Antiviral efficacy against and replicative fitness of an XBB.1.9.1 clinical isolate
Uraki R., Ito M., Kiso M., Yamayoshi S., Iwatsuki-Horimoto K., Sakai-Tagawa Y., Imai M., Koga M., Yamamoto S., Adachi E., Saito M., Tsutsumi T., Otani A., Fukushi S., Watanabe S., Suzuki T., Kikuchi T., Yotsuyanagi H., Maeda K., Kawaoka Y.

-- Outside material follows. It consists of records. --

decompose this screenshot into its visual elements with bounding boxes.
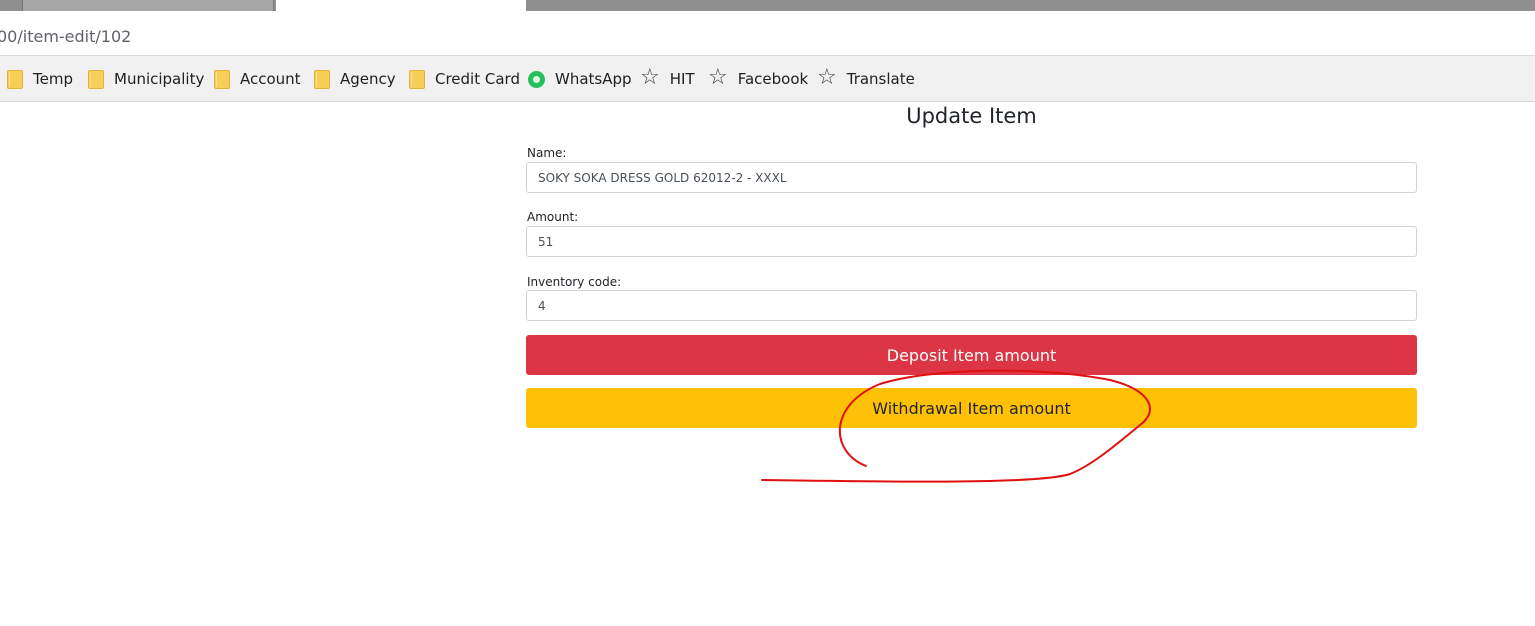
bookmark-label: WhatsApp	[555, 70, 632, 88]
bookmark-account[interactable]: Account	[214, 56, 301, 102]
amount-label: Amount:	[527, 210, 579, 224]
folder-icon	[88, 69, 104, 89]
bookmark-municipality[interactable]: Municipality	[88, 56, 204, 102]
bookmark-agency[interactable]: Agency	[314, 56, 396, 102]
whatsapp-icon	[528, 70, 545, 88]
page-title: Update Item	[906, 104, 1037, 128]
browser-tab-strip	[0, 0, 1535, 11]
star-icon: ☆	[817, 65, 837, 90]
bookmark-temp[interactable]: Temp	[7, 56, 73, 102]
bookmark-whatsapp[interactable]: WhatsApp	[528, 56, 632, 102]
bookmarks-bar: Temp Municipality Account Agency Credit …	[0, 56, 1535, 102]
bookmark-hit[interactable]: ☆ HIT	[640, 56, 695, 102]
inventory-code-label: Inventory code:	[527, 275, 622, 289]
address-bar[interactable]: 00/item-edit/102	[0, 11, 1535, 56]
bookmark-translate[interactable]: ☆ Translate	[817, 56, 915, 102]
browser-tab-active[interactable]	[276, 0, 526, 11]
bookmark-label: Account	[240, 70, 301, 88]
star-icon: ☆	[640, 65, 660, 90]
folder-icon	[314, 69, 330, 89]
page-content: Update Item Name: Amount: Inventory code…	[0, 102, 1535, 626]
deposit-item-amount-button[interactable]: Deposit Item amount	[526, 335, 1417, 375]
bookmark-label: Municipality	[114, 70, 205, 88]
name-label: Name:	[527, 146, 567, 160]
inventory-code-input[interactable]	[526, 290, 1417, 321]
folder-icon	[7, 69, 23, 89]
url-text[interactable]: 00/item-edit/102	[0, 27, 131, 46]
bookmark-label: Agency	[340, 70, 396, 88]
folder-icon	[409, 69, 425, 89]
bookmark-facebook[interactable]: ☆ Facebook	[708, 56, 808, 102]
bookmark-label: HIT	[669, 70, 695, 88]
name-input[interactable]	[526, 162, 1417, 193]
bookmark-credit-card[interactable]: Credit Card	[409, 56, 520, 102]
browser-tab[interactable]	[22, 0, 274, 11]
bookmark-label: Credit Card	[435, 70, 520, 88]
star-icon: ☆	[708, 65, 728, 90]
withdrawal-item-amount-button[interactable]: Withdrawal Item amount	[526, 388, 1417, 428]
bookmark-label: Facebook	[737, 70, 809, 88]
bookmark-label: Translate	[846, 70, 915, 88]
folder-icon	[214, 69, 230, 89]
bookmark-label: Temp	[33, 70, 73, 88]
amount-input[interactable]	[526, 226, 1417, 257]
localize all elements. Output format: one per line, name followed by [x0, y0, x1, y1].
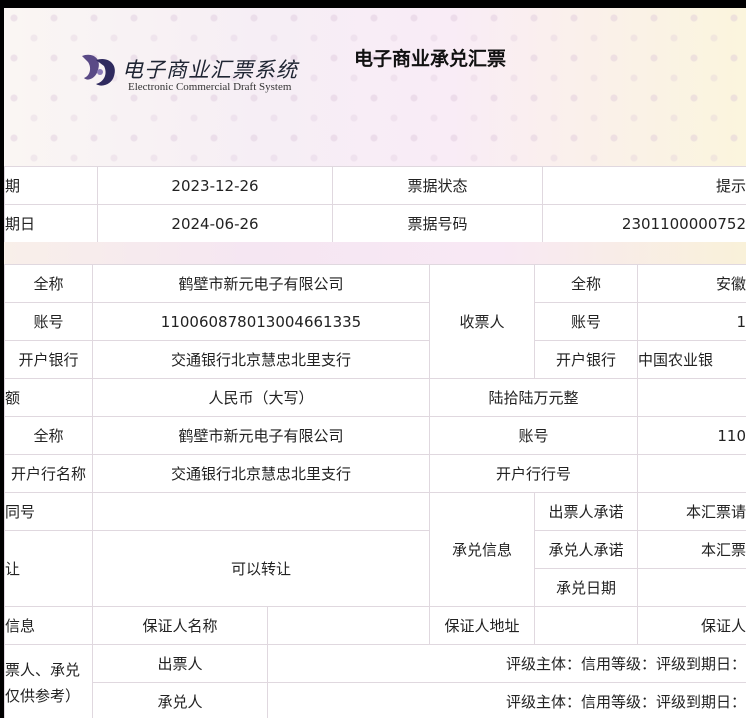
due-date-value: 2024-06-26: [97, 204, 333, 243]
section-divider: [4, 242, 746, 264]
acceptor-bank-value: 交通银行北京慧忠北里支行: [91, 454, 431, 493]
table-row: 让 可以转让 承兑人承诺 本汇票: [4, 530, 746, 607]
rating-section-label: 票人、承兑 仅供参考）: [4, 644, 93, 718]
acceptor-promise-label: 承兑人承诺: [534, 530, 639, 569]
drawer-promise-label: 出票人承诺: [534, 492, 639, 531]
payee-name-label: 全称: [534, 264, 639, 303]
drawer-name-label: 全称: [4, 264, 93, 303]
table-row: 期日 2024-06-26 票据号码 2301100000752: [4, 204, 746, 243]
logo-chinese-text: 电子商业汇票系统: [122, 58, 298, 82]
amount-label: 额: [4, 378, 93, 417]
status-label: 票据状态: [332, 166, 543, 205]
payee-section-label: 收票人: [429, 264, 536, 379]
acceptor-bank-no-label: 开户行行号: [429, 454, 639, 493]
transfer-value: 可以转让: [91, 530, 431, 607]
draft-number-label: 票据号码: [332, 204, 543, 243]
acceptor-account-label: 账号: [429, 416, 639, 455]
guarantor-address-label: 保证人地址: [429, 606, 536, 645]
acceptor-bank-label: 开户行名称: [4, 454, 93, 493]
acceptor-name-value: 鹤壁市新元电子有限公司: [91, 416, 431, 455]
drawer-name-value: 鹤壁市新元电子有限公司: [91, 264, 431, 303]
acceptance-date-value: [637, 568, 746, 607]
status-value: 提示: [542, 166, 746, 205]
drawer-account-value: 110060878013004661335: [91, 302, 431, 341]
table-row: 全称 鹤壁市新元电子有限公司 账号 110: [4, 416, 746, 455]
ecds-logo-icon: [82, 54, 115, 86]
contract-number-label: 同号: [4, 492, 93, 531]
acceptor-account-value: 110: [637, 416, 746, 455]
drawer-promise-value: 本汇票请: [637, 492, 746, 531]
page-title: 电子商业承兑汇票: [354, 48, 507, 70]
table-row: 额 人民币（大写） 陆拾陆万元整: [4, 378, 746, 417]
payee-name-value: 安徽: [637, 264, 746, 303]
acceptor-bank-no-value: [637, 454, 746, 493]
logo-english-text: Electronic Commercial Draft System: [128, 81, 292, 93]
guarantor-address-value: [534, 606, 639, 645]
issue-date-label: 期: [4, 166, 98, 205]
table-row: 同号 承兑信息 出票人承诺 本汇票请: [4, 492, 746, 607]
rating-acceptor-value: 评级主体：信用等级：评级到期日：: [266, 682, 746, 718]
drawer-account-label: 账号: [4, 302, 93, 341]
amount-extra-cell: [637, 378, 746, 417]
rating-label-line-2: 仅供参考）: [5, 686, 81, 705]
payee-account-label: 账号: [534, 302, 639, 341]
acceptor-name-label: 全称: [4, 416, 93, 455]
ecds-logo: 电子商业汇票系统 Electronic Commercial Draft Sys…: [78, 48, 298, 98]
table-row: 承兑人 评级主体：信用等级：评级到期日：: [5, 682, 746, 718]
payee-bank-label: 开户银行: [534, 340, 639, 379]
draft-page: 电子商业汇票系统 Electronic Commercial Draft Sys…: [4, 8, 746, 718]
due-date-label: 期日: [4, 204, 98, 243]
transfer-label: 让: [4, 530, 93, 607]
rating-acceptor-label: 承兑人: [92, 682, 268, 718]
table-row: 信息 保证人名称 保证人地址 保证人: [4, 606, 746, 645]
guarantee-label: 信息: [4, 606, 93, 645]
acceptance-date-label: 承兑日期: [534, 568, 639, 607]
table-row: 账号 110060878013004661335 账号 1: [4, 302, 746, 341]
guarantor-name-value: [266, 606, 431, 645]
table-row: 开户行名称 交通银行北京慧忠北里支行 开户行行号: [4, 454, 746, 493]
issue-date-value: 2023-12-26: [97, 166, 333, 205]
draft-header: 电子商业汇票系统 Electronic Commercial Draft Sys…: [4, 8, 746, 166]
draft-basic-info-table: 期 2023-12-26 票据状态 提示 期日 2024-06-26 票据号码 …: [4, 166, 746, 243]
rating-drawer-value: 评级主体：信用等级：评级到期日：: [266, 644, 746, 683]
payee-bank-value: 中国农业银: [637, 340, 746, 379]
table-row: 开户银行 交通银行北京慧忠北里支行 开户银行 中国农业银: [4, 340, 746, 379]
table-row: 全称 鹤壁市新元电子有限公司 收票人 全称 安徽: [4, 264, 746, 379]
drawer-bank-value: 交通银行北京慧忠北里支行: [91, 340, 431, 379]
table-row: 票人、承兑 仅供参考） 出票人 评级主体：信用等级：评级到期日：: [4, 644, 746, 718]
guarantor-name-label: 保证人名称: [92, 606, 268, 645]
payee-account-value: 1: [637, 302, 746, 341]
table-row: 期 2023-12-26 票据状态 提示: [4, 166, 746, 205]
amount-value: 陆拾陆万元整: [429, 378, 639, 417]
amount-currency-label: 人民币（大写）: [91, 378, 431, 417]
acceptor-promise-value: 本汇票: [637, 530, 746, 569]
rating-label-line-1: 票人、承兑: [5, 660, 81, 679]
drawer-bank-label: 开户银行: [4, 340, 93, 379]
guarantor-label: 保证人: [637, 606, 746, 645]
acceptance-section-label: 承兑信息: [429, 492, 536, 607]
draft-number-value: 2301100000752: [542, 204, 746, 243]
contract-number-value: [91, 492, 431, 531]
rating-drawer-label: 出票人: [92, 644, 268, 683]
draft-detail-table: 全称 鹤壁市新元电子有限公司 收票人 全称 安徽 账号 110060878013…: [4, 264, 746, 718]
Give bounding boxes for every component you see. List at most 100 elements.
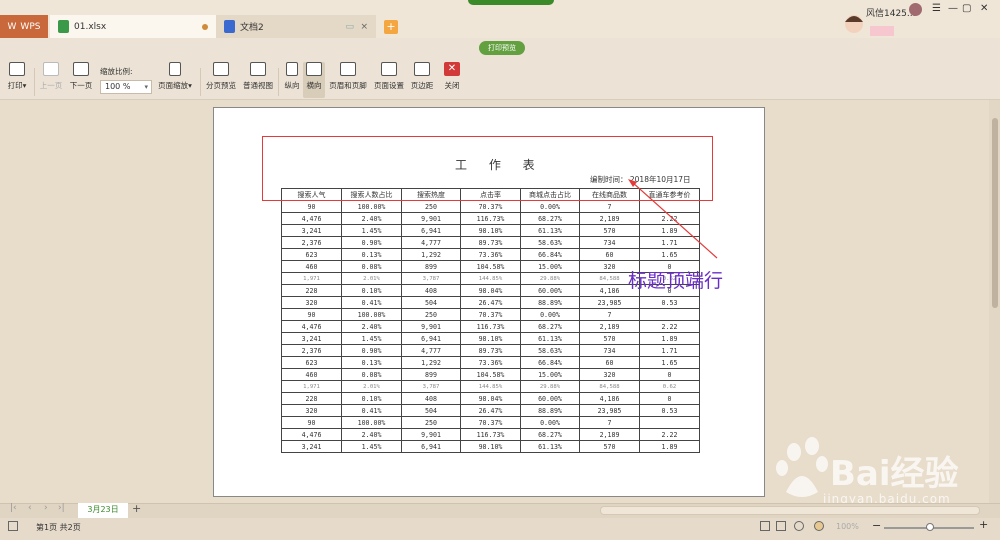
portrait-button[interactable]: 纵向 bbox=[282, 62, 302, 91]
eye-protect-icon[interactable] bbox=[814, 521, 824, 531]
close-preview-button[interactable]: ✕ 关闭 bbox=[441, 62, 463, 91]
table-cell: 100.00% bbox=[341, 200, 402, 213]
unsaved-dot-icon[interactable] bbox=[202, 23, 208, 30]
page-break-preview-button[interactable]: 分页预览 bbox=[204, 62, 238, 91]
print-button[interactable]: 打印▾ bbox=[5, 62, 29, 91]
table-cell: 1.45% bbox=[341, 224, 402, 237]
header-footer-button[interactable]: 页眉和页脚 bbox=[327, 62, 369, 91]
tab-xlsx-label: 01.xlsx bbox=[74, 21, 107, 32]
last-sheet-icon[interactable]: ›| bbox=[58, 503, 65, 513]
next-page-button[interactable]: 下一页 bbox=[67, 62, 95, 91]
table-cell: 3,241 bbox=[281, 440, 342, 453]
table-cell: 100.00% bbox=[341, 416, 402, 429]
table-cell: 460 bbox=[281, 368, 342, 381]
close-window-icon[interactable]: ✕ bbox=[980, 3, 988, 14]
table-cell: 0.08% bbox=[341, 260, 402, 273]
close-tab-icon[interactable]: × bbox=[360, 22, 368, 32]
table-cell: 4,476 bbox=[281, 212, 342, 225]
normal-view-icon[interactable] bbox=[760, 521, 770, 531]
zoom-select[interactable]: 100 % ▾ bbox=[100, 80, 152, 94]
table-cell: 73.36% bbox=[460, 356, 521, 369]
table-cell: 2,189 bbox=[579, 428, 640, 441]
table-cell: 66.84% bbox=[520, 356, 580, 369]
table-cell: 0.41% bbox=[341, 296, 402, 309]
normal-view-label: 普通视图 bbox=[243, 81, 273, 90]
prev-page-button[interactable]: 上一页 bbox=[38, 62, 64, 91]
zoom-in-icon[interactable]: + bbox=[979, 518, 988, 531]
wps-home-tab[interactable]: W WPS bbox=[0, 15, 48, 38]
table-cell: 60.00% bbox=[520, 284, 580, 297]
table-cell: 570 bbox=[579, 332, 640, 345]
page-break-label: 分页预览 bbox=[206, 81, 236, 90]
reading-mode-icon[interactable] bbox=[794, 521, 804, 531]
table-cell: 0.10% bbox=[341, 284, 402, 297]
table-cell bbox=[639, 416, 700, 429]
table-cell: 1,971 bbox=[281, 380, 342, 393]
header-footer-icon bbox=[340, 62, 356, 76]
table-cell: 15.00% bbox=[520, 368, 580, 381]
table-cell: 3,787 bbox=[401, 380, 461, 393]
table-cell: 0.90% bbox=[341, 236, 402, 249]
menu-icon[interactable]: ☰ bbox=[932, 3, 941, 14]
horizontal-scrollbar[interactable] bbox=[600, 506, 980, 515]
table-cell: 89.73% bbox=[460, 236, 521, 249]
close-label: 关闭 bbox=[444, 81, 460, 90]
table-cell: 3,787 bbox=[401, 272, 461, 285]
vertical-scroll-thumb[interactable] bbox=[992, 118, 998, 308]
maximize-icon[interactable]: ▢ bbox=[962, 3, 971, 14]
table-cell: 98.10% bbox=[460, 224, 521, 237]
zoom-out-icon[interactable]: − bbox=[872, 519, 881, 532]
page-setup-button[interactable]: 页面设置 bbox=[371, 62, 407, 91]
table-row: 90 100.00% 250 70.37% 0.00% 7 bbox=[281, 416, 700, 429]
zoom-slider-knob[interactable] bbox=[926, 523, 934, 531]
portrait-label: 纵向 bbox=[284, 81, 300, 90]
macro-icon[interactable] bbox=[8, 521, 18, 531]
zoom-label: 缩放比例: bbox=[100, 67, 133, 76]
table-cell: 0.53 bbox=[639, 404, 700, 417]
first-sheet-icon[interactable]: |‹ bbox=[10, 503, 17, 513]
page-zoom-button[interactable]: 页面缩放▾ bbox=[156, 62, 194, 91]
table-cell: 116.73% bbox=[460, 320, 521, 333]
table-cell: 6,941 bbox=[401, 224, 461, 237]
margins-button[interactable]: 页边距 bbox=[409, 62, 435, 91]
new-tab-button[interactable]: + bbox=[384, 20, 398, 34]
page-setup-label: 页面设置 bbox=[374, 81, 404, 90]
table-cell: 2.22 bbox=[639, 212, 700, 225]
table-cell: 116.73% bbox=[460, 212, 521, 225]
table-cell: 1.45% bbox=[341, 440, 402, 453]
landscape-button[interactable]: 横向 bbox=[303, 62, 325, 98]
table-cell: 61.13% bbox=[520, 224, 580, 237]
normal-view-button[interactable]: 普通视图 bbox=[240, 62, 276, 91]
table-cell: 29.88% bbox=[520, 380, 580, 393]
table-cell: 1.65 bbox=[639, 356, 700, 369]
page-zoom-dropdown-icon: ▾ bbox=[188, 81, 192, 90]
table-cell: 68.27% bbox=[520, 320, 580, 333]
table-row: 1,971 2.01% 3,787 144.85% 29.88% 84,588 0.62 bbox=[281, 380, 700, 393]
add-sheet-icon[interactable]: + bbox=[132, 502, 141, 515]
sheet-tab[interactable]: 3月23日 bbox=[78, 503, 128, 518]
table-row: 90 100.00% 250 70.37% 0.00% 7 bbox=[281, 200, 700, 213]
print-preview-badge: 打印预览 bbox=[479, 41, 525, 55]
table-cell: 6,941 bbox=[401, 440, 461, 453]
tab-doc[interactable]: 文档2 ▭ × bbox=[216, 15, 376, 38]
next-sheet-icon[interactable]: › bbox=[44, 503, 48, 513]
table-cell: 9,901 bbox=[401, 320, 461, 333]
page-layout-icon[interactable] bbox=[776, 521, 786, 531]
table-row: 3,241 1.45% 6,941 98.10% 61.13% 570 1.89 bbox=[281, 332, 700, 345]
table-cell: 61.13% bbox=[520, 440, 580, 453]
prev-sheet-icon[interactable]: ‹ bbox=[28, 503, 32, 513]
table-row: 90 100.00% 250 70.37% 0.00% 7 bbox=[281, 308, 700, 321]
table-cell: 1.71 bbox=[639, 344, 700, 357]
table-cell: 66.84% bbox=[520, 248, 580, 261]
tab-xlsx[interactable]: 01.xlsx bbox=[50, 15, 216, 38]
table-cell: 0.00% bbox=[520, 416, 580, 429]
table-row: 3,241 1.45% 6,941 98.10% 61.13% 570 1.89 bbox=[281, 224, 700, 237]
table-cell: 6,941 bbox=[401, 332, 461, 345]
close-icon: ✕ bbox=[444, 62, 460, 76]
table-cell: 570 bbox=[579, 224, 640, 237]
table-cell: 0.08% bbox=[341, 368, 402, 381]
divider bbox=[278, 68, 279, 96]
avatar[interactable] bbox=[909, 3, 922, 16]
minimize-icon[interactable]: — bbox=[948, 3, 958, 14]
table-row: 2,376 0.90% 4,777 89.73% 58.63% 734 1.71 bbox=[281, 236, 700, 249]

The emergence and spread of new SARS-CoV-2 variants with mutations in the spike protein, such as the XBB.1.5 and XBB.1.9.1 sublineages, raise concerns about the efficacy of current COVID-19 vaccines and therapeutic monoclonal antibodies (mAbs). In this study, none of the mAbs we tested neutralized XBB.1.9.1 or XBB.1.5, even at the highest concentration used. We also found that the bivalent mRNA vaccine could enhance humoral immunity against XBB.1.9.1, but that XBB.1.9.1 and XBB.1.5 still evaded humoral immunity induced by vaccination or infection. Moreover, the susceptibility of XBB.1.9.1 to remdesivir, molnupiravir, nirmatrelvir, and ensitrelvir was similar to that of the ancestral strain and the XBB.1.5 isolate in vitro. Finally, we found the replicative fitness of XBB.1.9.1 to be similar to that of XBB.1.5 in hamsters. Our results suggest that XBB.1.9.1 and XBB.1.5 have similar antigenicity and replicative ability, and that the currently available COVID-19 antivirals remain effective against XBB.1.9.1.